Further, TDD becomes more useful as team size grows. That may or may not be enough to justify its use.

Besides citing any studies, what are the determining factors for making TDD worthwhile?

2007-04-03 13:43:21 · 1 answers · asked by Tom D 4 in Computers & Internet Programming & Design

Thanks Vegan -

I agree that TDD provides some benefit, but I prefer to make evidence-based decisions. The best way to make decisions is ones that are based on data. There are plenty of practices that seem like a good idea that, when analyzed, turn out to be less than effective.

Frequently our ideas about how efficacious a practice is will be influenced by things like popularity or how 'hot' it is at the moment.

The best way to make effective use of your time is to spend it on the action that will provide the highest return on investment - that might be TDD, or it might be something else.

2007-04-03 17:10:05 · update #1

1 answers

I'm too lazy to research studies, but I can share my anecdotes.

TDD is a lot like making backups. It seems like a waste of time until something goes wrong.
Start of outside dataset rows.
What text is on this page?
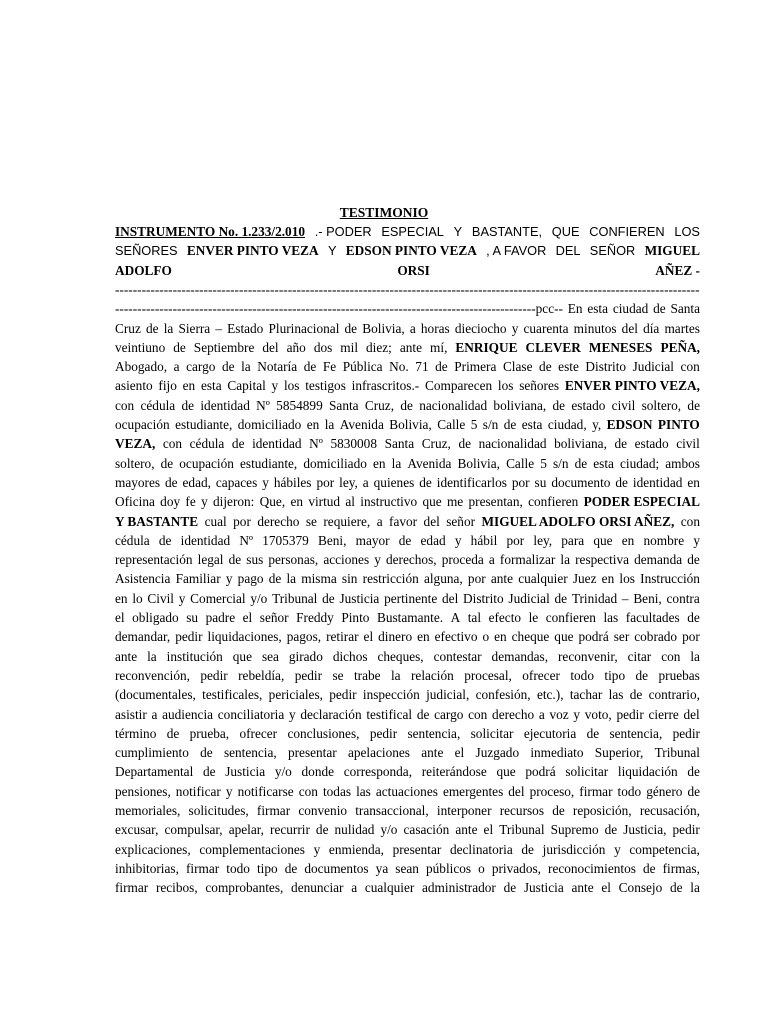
TESTIMONIO
INSTRUMENTO No. 1.233/2.010 .- PODER ESPECIAL Y BASTANTE, QUE CONFIEREN LOS
SEÑORES ENVER PINTO VEZA Y EDSON PINTO VEZA , A FAVOR DEL SEÑOR MIGUEL
ADOLFO	ORSI	AÑEZ -
------------------------------------------------------------------------------------------------------------------------------------
-----------------------------------------------------------------------------------------------pcc-- En esta ciudad de Santa
Cruz de la Sierra – Estado Plurinacional de Bolivia, a horas dieciocho y cuarenta minutos del día martes
veintiuno de Septiembre del año dos mil diez; ante mí, ENRIQUE CLEVER MENESES PEÑA,
Abogado, a cargo de la Notaría de Fe Pública No. 71 de Primera Clase de este Distrito Judicial con
asiento fijo en esta Capital y los testigos infrascritos.- Comparecen los señores ENVER PINTO VEZA,
con cédula de identidad Nº 5854899 Santa Cruz, de nacionalidad boliviana, de estado civil soltero, de
ocupación estudiante, domiciliado en la Avenida Bolivia, Calle 5 s/n de esta ciudad, y, EDSON PINTO
VEZA, con cédula de identidad Nº 5830008 Santa Cruz, de nacionalidad boliviana, de estado civil
soltero, de ocupación estudiante, domiciliado en la Avenida Bolivia, Calle 5 s/n de esta ciudad; ambos
mayores de edad, capaces y hábiles por ley, a quienes de identificarlos por su documento de identidad en
Oficina doy fe y dijeron: Que, en virtud al instructivo que me presentan, confieren PODER ESPECIAL
Y BASTANTE cual por derecho se requiere, a favor del señor MIGUEL ADOLFO ORSI AÑEZ, con
cédula de identidad Nº 1705379 Beni, mayor de edad y hábil por ley, para que en nombre y
representación legal de sus personas, acciones y derechos, proceda a formalizar la respectiva demanda de
Asistencia Familiar y pago de la misma sin restricción alguna, por ante cualquier Juez en los Instrucción
en lo Civil y Comercial y/o Tribunal de Justicia pertinente del Distrito Judicial de Trinidad – Beni, contra
el obligado su padre el señor Freddy Pinto Bustamante. A tal efecto le confieren las facultades de
demandar, pedir liquidaciones, pagos, retirar el dinero en efectivo o en cheque que podrá ser cobrado por
ante la institución que sea girado dichos cheques, contestar demandas, reconvenir, citar con la
reconvención, pedir rebeldía, pedir se trabe la relación procesal, ofrecer todo tipo de pruebas
(documentales, testificales, periciales, pedir inspección judicial, confesión, etc.), tachar las de contrario,
asistir a audiencia conciliatoria y declaración testifical de cargo con derecho a voz y voto, pedir cierre del
término de prueba, ofrecer conclusiones, pedir sentencia, solicitar ejecutoria de sentencia, pedir
cumplimiento de sentencia, presentar apelaciones ante el Juzgado inmediato Superior, Tribunal
Departamental de Justicia y/o donde corresponda, reiterándose que podrá solicitar liquidación de
pensiones, notificar y notificarse con todas las actuaciones emergentes del proceso, firmar todo género de
memoriales, solicitudes, firmar convenio transaccional, interponer recursos de reposición, recusación,
excusar, compulsar, apelar, recurrir de nulidad y/o casación ante el Tribunal Supremo de Justicia, pedir
explicaciones, complementaciones y enmienda, presentar declinatoria de jurisdicción y competencia,
inhibitorias, firmar todo tipo de documentos ya sean públicos o privados, reconocimientos de firmas,
firmar recibos, comprobantes, denunciar a cualquier administrador de Justicia ante el Consejo de la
Then you're pretty darn glad that you've done it.

I once did rm -rf . /* instead of rm -rf ./* (that space made a huge difference. Fortunately I had backups.)

Similar scenario with tdd. There was a patch in the programming language I was using to fix a security problem. I ran my tests and found some of them failed. I was able to adjust my code to incorporate the changes quite quickly. And the error was insidious, it would have silently corrupted data, and would have been very difficult to identify.

Sometimes when you make a small change in one module of your code, you will see problems occur elsewhere. TDD really saves a lot of time and effort in debugging.

I'd say creating the tests doubles or triples the time to develop, but breaks even by the time you reach deployment. It really pays off once you get into the code maintenance phase, you can react to customer requests quickly and not worry as much about breaking the entire application.

I develop in Ruby on Rails, and testing is built right into the framework so it's very easy to get started. You may have a different experience when dealing with the issues of setting up your testing framework in .NET or JAVA.